I have been working on a model (see code attached). The stochastic version seems to be working fine. However, I would like to examine the effects of a temporary and fully anticipated shock. This unfortunately does not seem to work: the code does not converge. Based on the tips I found online, I attempted several ways to fix this: 1) increasing the number of periods, 2) decreasing the step size (options_.slowc), but neither seem to help. Interestingly, even if I set the shock to be always equal to its steady state value, the algorithm still does not find the right solution (which should be to stay in steady state forever).

The name of the variable that is shocked is ‘logkappa’ and its dynamics are set in line 315 of the code.

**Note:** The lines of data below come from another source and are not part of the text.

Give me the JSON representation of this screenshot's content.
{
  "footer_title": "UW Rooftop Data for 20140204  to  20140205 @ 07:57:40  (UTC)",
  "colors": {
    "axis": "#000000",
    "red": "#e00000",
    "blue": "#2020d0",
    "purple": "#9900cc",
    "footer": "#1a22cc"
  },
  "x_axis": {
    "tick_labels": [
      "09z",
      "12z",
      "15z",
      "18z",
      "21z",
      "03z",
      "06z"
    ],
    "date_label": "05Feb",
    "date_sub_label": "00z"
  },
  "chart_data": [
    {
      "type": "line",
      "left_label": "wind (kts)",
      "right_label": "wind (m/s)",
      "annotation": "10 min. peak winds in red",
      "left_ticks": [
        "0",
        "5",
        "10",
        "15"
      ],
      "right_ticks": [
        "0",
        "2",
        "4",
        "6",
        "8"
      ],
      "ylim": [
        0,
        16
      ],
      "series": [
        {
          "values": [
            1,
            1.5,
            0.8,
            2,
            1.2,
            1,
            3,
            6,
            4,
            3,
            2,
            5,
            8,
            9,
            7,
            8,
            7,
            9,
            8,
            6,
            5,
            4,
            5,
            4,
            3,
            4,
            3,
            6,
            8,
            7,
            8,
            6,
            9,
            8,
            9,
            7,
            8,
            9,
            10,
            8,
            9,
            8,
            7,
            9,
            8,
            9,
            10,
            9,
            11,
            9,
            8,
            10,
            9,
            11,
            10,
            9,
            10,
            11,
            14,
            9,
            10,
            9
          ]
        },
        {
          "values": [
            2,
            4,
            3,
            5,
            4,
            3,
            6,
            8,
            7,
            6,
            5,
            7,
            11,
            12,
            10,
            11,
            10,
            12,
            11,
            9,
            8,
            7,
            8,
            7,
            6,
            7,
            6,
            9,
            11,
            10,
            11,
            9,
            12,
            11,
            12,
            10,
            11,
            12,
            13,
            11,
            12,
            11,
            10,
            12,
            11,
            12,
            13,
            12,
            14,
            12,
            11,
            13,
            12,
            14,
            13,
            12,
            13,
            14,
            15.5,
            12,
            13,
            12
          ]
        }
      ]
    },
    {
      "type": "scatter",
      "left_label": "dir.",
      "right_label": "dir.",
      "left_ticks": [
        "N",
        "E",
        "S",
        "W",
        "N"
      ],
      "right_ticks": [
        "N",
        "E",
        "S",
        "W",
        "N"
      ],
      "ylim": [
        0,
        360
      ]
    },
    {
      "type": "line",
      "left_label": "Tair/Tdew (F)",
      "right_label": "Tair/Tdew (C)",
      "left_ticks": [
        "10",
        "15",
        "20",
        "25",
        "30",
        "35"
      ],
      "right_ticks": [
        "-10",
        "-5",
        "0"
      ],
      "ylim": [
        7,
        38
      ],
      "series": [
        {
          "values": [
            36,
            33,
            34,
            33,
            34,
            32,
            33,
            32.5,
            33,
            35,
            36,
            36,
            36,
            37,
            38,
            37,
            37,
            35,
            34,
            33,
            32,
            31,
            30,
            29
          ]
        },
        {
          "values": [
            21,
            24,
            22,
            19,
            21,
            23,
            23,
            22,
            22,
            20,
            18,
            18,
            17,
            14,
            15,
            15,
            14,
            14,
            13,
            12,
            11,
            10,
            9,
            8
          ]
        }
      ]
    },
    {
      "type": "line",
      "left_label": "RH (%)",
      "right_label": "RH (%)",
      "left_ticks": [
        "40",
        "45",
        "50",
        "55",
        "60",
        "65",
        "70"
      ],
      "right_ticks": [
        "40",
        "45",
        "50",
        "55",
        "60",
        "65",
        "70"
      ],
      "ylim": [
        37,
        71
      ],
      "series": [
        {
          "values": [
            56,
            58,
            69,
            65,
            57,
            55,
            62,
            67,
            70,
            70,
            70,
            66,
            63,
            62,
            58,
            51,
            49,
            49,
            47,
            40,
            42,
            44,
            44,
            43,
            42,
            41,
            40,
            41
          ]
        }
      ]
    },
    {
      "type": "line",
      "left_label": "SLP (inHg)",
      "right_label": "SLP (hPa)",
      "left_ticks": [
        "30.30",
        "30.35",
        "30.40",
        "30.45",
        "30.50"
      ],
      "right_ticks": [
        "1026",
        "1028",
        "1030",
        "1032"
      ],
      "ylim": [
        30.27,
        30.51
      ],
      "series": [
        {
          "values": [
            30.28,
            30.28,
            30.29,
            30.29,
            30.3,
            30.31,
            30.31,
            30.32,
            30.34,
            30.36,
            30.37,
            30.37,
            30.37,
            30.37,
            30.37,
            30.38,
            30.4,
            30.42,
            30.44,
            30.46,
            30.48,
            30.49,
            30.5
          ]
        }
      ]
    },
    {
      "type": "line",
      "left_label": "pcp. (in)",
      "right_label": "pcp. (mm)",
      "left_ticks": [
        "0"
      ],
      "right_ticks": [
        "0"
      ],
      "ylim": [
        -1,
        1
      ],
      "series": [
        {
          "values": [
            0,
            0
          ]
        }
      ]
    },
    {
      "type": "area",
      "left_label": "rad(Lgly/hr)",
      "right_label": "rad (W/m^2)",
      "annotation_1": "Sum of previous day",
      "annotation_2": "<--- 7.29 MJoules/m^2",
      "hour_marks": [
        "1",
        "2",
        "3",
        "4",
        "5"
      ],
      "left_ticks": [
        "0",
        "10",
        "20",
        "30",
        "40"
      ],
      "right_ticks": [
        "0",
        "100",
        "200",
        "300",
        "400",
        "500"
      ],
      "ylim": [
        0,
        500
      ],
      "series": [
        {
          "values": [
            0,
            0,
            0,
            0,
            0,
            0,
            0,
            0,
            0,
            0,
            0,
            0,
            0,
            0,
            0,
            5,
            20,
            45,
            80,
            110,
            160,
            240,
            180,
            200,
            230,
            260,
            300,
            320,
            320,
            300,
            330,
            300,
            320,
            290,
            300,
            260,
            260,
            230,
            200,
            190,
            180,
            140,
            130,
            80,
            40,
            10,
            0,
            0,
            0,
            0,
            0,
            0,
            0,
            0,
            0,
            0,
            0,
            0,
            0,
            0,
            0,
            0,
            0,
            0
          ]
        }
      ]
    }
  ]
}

I tried fixing some variables of the model, and found one thing that does ‘work’. In line 139, there is a first order condition for a variable called ‘LC’. If I fix this variable at its steady state value, the code seems to work. Also, if I change both sides of the equation to current instead of next-period variables (wC and wS), the algorithm works, but only if I don’t set the number of time periods to be too high.

Would you have any ideas as to what is going on, and any tips on how I might fix this?

If you set “wC=wS”, then the Blanchard-Kahn conditions are not verified (see the output of the “check” command), so this case is ruled out.

If you set “wC(+1)=wS(+1)”, then the Blanchard-Kahn conditions are verified, but the Jacobian of your matrix become singular (lots of warning messages related to that). The convergence does not occur, even though there is actually no shock (the value given to logkappa in the shocks block is its steady state level!)

I think something is wrong with your model, but some more work is needed to find the problem.

Thanks for your reply. I have some (dumb) questions. Could you maybe answer them, or point to a good source for reference?

– What is the Jacobian of my matrix? I’m guessing this is used by the Newton algorithm. From what I can tell, this is not a square matrix, so how can it be singular?
– How did you see that it was singular?
– Might the problem be due to variables being perfectly collinear?
– My model seems to work for fine for estimation / stochastic simulation. Does this Jacobian error nevertheless suggest a bug, and should I be worried about my results?
– If there is a problem, what might be a smart way to figure out what is wrong with my model?

Actually I meant the Jacobian of the big nonlinear stacked system made of all equations at all dates of simulations, which is solved in the deterministic case. I think that when you set “wC(+1)=wS(+1)”, the singularity appears because there is no variable appearing at current date in this equation.
With “wC=wS” the Blanchard-Kahn are not satisfied.

In both cases this denotes a misspecification of your model or a wrong parameterization.

A lot of error messages related to that.

It’s hard to tell what’s wrong without a deep investigation of your model. I think there is no “simple” way of finding what’s wrong. You need to go back to your economic framework and identify the possible mistakes in derivation of first order condition or in the way you pose the optimization problem.